Le 18 mars 1973, Claude en devient le
président lors de la première assemblée
générale. Son père, Léonard Saint-Jean,
fait partie du comité exécutif à titre de
secrétaire adjoint. Et c'est en octobre 1973, après des
mois d'efforts constants, qu'un comité scientifique est
formé. Présidé par le Dr Barbeau, ce
comité dirige une équipe de recherches qui comprend 65
médecins, neurologues, cardiologues, biochimistes,
généticiens, psychologues, psychiatres et
pédiatres.
Pour le Dr Barbeau, la création de cette
équipe représente, au Québec, un
précédent. Et un défi. C'est la première
fois que des chercheurs multidisciplinaires des quatre écoles
de médecine de la province-Laval, Sherbrooke, McGill et
Montréal travaillent à un projet conjoint.

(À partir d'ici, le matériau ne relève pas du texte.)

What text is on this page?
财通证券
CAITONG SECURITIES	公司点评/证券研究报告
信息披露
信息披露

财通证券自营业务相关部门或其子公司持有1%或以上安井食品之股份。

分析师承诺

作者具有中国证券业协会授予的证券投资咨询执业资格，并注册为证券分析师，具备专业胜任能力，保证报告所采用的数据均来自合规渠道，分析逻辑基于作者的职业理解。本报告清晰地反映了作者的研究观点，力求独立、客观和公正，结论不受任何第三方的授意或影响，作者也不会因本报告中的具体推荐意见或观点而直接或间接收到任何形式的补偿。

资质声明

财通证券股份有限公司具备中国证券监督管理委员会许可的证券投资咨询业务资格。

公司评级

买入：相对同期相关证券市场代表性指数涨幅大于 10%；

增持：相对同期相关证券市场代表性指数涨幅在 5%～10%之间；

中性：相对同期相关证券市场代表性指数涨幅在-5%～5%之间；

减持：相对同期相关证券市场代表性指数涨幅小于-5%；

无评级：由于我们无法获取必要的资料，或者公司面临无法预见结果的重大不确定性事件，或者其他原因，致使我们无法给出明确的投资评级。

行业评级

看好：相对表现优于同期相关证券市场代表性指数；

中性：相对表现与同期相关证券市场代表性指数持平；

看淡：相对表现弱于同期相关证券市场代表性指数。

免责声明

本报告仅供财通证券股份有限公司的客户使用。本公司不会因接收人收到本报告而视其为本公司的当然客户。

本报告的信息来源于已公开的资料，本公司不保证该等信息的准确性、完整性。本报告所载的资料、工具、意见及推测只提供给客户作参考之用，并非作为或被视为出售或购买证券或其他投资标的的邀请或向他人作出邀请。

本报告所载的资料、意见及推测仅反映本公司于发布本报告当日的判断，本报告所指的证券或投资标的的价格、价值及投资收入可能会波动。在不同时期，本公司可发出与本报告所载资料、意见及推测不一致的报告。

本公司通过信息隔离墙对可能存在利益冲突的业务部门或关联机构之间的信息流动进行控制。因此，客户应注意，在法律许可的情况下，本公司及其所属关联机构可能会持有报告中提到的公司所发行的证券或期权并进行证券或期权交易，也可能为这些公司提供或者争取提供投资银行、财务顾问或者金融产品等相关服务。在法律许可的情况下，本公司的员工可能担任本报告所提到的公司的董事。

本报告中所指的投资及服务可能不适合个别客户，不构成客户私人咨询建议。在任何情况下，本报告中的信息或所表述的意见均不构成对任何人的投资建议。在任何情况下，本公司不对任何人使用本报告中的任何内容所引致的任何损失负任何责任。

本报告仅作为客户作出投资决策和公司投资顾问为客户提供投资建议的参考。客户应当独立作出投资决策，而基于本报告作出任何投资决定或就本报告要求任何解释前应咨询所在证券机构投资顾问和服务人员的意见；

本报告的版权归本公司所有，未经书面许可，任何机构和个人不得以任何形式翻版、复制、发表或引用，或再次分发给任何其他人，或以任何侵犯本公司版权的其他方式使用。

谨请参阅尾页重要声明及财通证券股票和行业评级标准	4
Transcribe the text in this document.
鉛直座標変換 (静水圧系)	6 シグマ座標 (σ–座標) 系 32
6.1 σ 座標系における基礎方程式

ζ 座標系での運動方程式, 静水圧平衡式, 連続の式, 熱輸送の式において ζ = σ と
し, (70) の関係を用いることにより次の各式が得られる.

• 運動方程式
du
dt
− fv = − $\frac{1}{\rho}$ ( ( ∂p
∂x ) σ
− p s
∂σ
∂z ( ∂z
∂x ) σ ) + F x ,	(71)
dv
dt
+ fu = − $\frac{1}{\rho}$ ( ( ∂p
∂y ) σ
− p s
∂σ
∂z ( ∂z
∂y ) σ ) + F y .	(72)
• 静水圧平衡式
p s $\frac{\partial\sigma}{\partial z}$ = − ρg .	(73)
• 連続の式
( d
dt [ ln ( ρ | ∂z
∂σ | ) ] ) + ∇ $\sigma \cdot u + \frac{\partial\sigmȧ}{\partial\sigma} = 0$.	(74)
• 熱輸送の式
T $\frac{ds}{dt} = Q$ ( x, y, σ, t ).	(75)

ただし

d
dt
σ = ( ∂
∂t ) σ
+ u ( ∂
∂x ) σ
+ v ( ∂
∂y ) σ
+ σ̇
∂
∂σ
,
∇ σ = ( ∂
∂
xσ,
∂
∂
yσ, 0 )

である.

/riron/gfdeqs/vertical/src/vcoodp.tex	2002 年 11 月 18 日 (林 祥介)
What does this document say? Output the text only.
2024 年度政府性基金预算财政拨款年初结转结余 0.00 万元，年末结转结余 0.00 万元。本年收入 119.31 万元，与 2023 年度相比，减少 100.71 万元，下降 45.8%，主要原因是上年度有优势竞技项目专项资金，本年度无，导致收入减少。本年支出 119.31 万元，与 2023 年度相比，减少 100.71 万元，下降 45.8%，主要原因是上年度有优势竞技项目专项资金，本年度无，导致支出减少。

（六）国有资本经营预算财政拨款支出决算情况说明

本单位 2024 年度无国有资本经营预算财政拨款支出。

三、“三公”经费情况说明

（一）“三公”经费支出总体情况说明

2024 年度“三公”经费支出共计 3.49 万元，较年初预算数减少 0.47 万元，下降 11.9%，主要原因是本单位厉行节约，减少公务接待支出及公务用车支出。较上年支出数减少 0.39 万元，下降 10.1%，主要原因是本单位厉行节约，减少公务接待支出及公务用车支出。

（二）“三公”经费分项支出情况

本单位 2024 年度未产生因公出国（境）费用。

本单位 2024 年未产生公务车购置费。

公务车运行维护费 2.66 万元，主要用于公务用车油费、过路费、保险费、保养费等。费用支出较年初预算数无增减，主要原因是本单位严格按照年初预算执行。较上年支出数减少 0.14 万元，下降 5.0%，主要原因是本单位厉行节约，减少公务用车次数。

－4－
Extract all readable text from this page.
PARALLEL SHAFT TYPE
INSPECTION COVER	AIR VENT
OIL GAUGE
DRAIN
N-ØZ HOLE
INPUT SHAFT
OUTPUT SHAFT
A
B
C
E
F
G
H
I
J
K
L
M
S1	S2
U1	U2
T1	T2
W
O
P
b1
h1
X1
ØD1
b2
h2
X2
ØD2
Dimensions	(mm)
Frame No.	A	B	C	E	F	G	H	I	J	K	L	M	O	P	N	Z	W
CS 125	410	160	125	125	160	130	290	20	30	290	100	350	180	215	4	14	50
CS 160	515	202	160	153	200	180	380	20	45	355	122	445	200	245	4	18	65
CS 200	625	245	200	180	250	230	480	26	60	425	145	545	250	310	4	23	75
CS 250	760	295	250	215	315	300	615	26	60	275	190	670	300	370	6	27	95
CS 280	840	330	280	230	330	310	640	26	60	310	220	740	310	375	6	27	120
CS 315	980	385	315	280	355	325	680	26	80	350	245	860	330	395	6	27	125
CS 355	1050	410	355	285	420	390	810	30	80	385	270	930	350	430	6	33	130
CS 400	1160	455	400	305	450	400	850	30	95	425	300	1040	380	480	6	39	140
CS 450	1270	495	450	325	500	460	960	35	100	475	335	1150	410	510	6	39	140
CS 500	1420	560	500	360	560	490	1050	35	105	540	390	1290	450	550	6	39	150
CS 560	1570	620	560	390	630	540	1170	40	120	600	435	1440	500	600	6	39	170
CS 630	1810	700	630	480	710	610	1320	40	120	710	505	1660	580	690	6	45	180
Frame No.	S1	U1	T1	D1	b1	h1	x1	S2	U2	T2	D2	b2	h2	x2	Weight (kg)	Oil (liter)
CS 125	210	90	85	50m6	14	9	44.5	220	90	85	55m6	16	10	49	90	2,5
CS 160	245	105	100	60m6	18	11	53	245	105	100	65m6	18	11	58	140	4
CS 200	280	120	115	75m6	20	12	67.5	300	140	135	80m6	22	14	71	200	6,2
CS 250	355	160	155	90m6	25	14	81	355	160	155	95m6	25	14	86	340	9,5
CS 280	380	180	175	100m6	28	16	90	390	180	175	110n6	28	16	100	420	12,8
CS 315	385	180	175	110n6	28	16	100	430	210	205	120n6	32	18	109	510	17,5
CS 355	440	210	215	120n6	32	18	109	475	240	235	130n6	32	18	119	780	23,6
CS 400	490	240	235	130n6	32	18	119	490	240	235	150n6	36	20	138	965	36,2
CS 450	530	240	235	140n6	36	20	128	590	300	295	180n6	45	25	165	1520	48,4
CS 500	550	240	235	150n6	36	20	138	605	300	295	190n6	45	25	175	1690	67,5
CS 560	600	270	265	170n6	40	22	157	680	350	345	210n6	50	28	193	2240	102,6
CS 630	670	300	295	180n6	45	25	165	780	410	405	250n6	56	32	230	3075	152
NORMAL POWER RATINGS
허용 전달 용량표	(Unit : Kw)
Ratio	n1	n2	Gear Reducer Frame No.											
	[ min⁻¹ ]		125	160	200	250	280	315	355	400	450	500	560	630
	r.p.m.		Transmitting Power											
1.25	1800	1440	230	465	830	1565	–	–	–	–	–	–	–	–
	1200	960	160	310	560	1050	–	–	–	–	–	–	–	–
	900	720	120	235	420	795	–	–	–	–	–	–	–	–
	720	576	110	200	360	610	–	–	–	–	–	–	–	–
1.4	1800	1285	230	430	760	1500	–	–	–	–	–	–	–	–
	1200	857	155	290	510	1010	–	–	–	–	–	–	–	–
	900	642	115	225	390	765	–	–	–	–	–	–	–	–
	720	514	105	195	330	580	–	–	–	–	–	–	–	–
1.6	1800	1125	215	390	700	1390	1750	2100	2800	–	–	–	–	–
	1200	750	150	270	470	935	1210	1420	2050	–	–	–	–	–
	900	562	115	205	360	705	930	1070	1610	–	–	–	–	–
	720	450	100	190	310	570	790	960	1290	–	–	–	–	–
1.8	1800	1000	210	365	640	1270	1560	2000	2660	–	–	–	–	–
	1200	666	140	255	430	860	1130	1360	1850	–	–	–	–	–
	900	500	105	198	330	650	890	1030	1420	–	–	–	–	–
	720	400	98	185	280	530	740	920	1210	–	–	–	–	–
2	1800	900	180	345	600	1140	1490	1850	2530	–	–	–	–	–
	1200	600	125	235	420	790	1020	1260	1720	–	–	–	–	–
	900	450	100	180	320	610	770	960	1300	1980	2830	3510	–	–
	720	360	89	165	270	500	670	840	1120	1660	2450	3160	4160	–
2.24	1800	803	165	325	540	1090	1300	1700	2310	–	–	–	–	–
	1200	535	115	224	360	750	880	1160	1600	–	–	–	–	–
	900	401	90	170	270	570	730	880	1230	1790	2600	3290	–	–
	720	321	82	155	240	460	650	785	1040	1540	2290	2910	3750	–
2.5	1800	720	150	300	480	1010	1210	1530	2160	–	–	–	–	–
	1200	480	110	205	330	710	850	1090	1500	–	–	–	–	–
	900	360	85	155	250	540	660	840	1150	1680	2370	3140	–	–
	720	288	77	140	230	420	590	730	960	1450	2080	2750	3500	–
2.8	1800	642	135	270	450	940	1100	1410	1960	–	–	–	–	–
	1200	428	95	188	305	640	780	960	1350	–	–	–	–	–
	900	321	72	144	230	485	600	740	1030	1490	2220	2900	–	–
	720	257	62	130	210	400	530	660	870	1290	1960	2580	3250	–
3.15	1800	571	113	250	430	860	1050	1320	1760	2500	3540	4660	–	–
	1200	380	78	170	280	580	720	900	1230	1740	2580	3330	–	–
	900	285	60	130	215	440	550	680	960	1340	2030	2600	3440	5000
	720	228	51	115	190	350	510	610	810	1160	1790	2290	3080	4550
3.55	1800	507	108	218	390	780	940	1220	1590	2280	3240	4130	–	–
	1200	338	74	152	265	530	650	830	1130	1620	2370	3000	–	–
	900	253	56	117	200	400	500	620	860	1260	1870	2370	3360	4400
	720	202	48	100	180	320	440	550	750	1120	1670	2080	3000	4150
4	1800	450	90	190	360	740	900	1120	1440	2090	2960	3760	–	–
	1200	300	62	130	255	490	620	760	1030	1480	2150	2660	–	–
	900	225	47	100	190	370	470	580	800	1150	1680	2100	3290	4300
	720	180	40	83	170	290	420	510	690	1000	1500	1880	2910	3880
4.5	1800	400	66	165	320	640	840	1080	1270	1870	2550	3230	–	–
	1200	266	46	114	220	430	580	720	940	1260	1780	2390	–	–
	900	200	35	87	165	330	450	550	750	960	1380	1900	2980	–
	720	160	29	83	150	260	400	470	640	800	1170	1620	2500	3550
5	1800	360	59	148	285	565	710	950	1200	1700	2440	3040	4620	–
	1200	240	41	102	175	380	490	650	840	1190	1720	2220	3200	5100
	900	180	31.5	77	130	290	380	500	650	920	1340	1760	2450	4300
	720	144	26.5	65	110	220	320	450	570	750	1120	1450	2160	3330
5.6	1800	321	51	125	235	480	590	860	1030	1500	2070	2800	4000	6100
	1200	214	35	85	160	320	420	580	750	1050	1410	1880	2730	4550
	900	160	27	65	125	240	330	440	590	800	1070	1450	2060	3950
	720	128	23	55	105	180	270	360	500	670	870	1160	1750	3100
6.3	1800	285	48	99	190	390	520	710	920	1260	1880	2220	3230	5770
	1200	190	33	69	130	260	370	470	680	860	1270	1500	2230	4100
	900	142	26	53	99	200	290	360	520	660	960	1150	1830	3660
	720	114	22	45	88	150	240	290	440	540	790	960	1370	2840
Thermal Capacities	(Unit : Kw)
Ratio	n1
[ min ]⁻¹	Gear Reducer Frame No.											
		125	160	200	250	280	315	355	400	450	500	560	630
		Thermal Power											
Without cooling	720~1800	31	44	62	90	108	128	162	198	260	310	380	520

Leur premier objectif est de faire un relevé complet de la
situation au Québec, puis de découvrir s'il y aurait
chez les Canadiens français une souche génétique
commune dans les cas d'ataxie. Car l'ataxie de Friedreich est une
maladie héréditaire. Et récessive,
c'est-à-dire que pour la transmettre à leurs enfants
les deux parents doivent nécessairement être porteurs du
gène de cette maladie. Une fois sur cinq, il s'agit des
résultats d'un mariage consanguin. Ce qui n'est pas le cas
chez les Saint-Jean qui n'ont aucun lien de parenté connu.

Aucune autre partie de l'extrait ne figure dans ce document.